No entanto, a determinação da Suprema Corte não garante que, na vida real, os pais possam ficar mais tranquilos. Uma pesquisa realiza pela Federação das Associações de Municípios do Rio Grande do Sul (Famurs), entre outubro de 2022 e janeiro de 2023, mostra o tamanho do desafio: 52% das 392 cidades (são 497 no total) que responderam aos questionamentos disseram que há fila de espera, em maior ou menor escala, e que não se sentem preparados para cumprir a decisão do STF.
Sessenta por cento afirmaram que não possuem espaços físicos próprios para atender a demanda reprimida; 60% também informaram que não há, em seus territórios, prédios do governo estadual que possam ser cedidos para atividades escolares e 31% têm algum valor atrasado para receber do Fundo Nacional de Desenvolvimento da Educação (FNDE).
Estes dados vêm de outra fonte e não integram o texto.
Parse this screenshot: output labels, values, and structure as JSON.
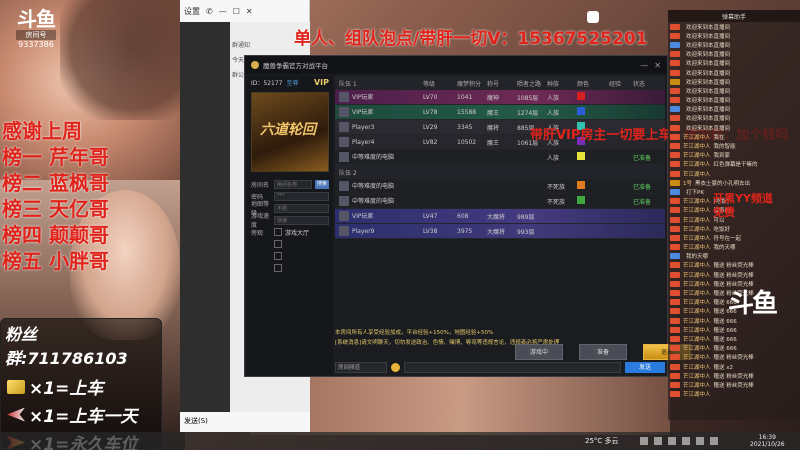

Levantamento feito por GZH mostra que, apenas nos cinco maiores municípios gaúchos, mais de 12,6 mil crianças de zero a cinco anos estão na fila de espera por uma vaga, principalmente em creches, onde o déficit é sempre maior do que na pré-escola. GZH consultou as secretarias municipais de educação de Porto Alegre, Caxias do Sul, Canoas, Pelotas e Santa Maria. Na Capital, atualmente, 6,3 mil bebês e crianças de zero a cinco anos estão na fila de espera. Há regiões com maior e menor demanda e há poucas creches no Centro, por exemplo. A rede municipal de ensino tem 42 instituições próprias e 214 conveniadas, que atendem atualmente 28 mil alunos. A Secretaria Municipal de Educação de Porto Alegre (Smed) afirma que tem trabalhado para reduzir o déficit e que, nos últimos dois anos, ampliou a oferta em creches em 3 mil vagas. Para acabar com a fila de espera, a pasta calcula que seriam necessários cerca de R$ 80 milhões, de imediato.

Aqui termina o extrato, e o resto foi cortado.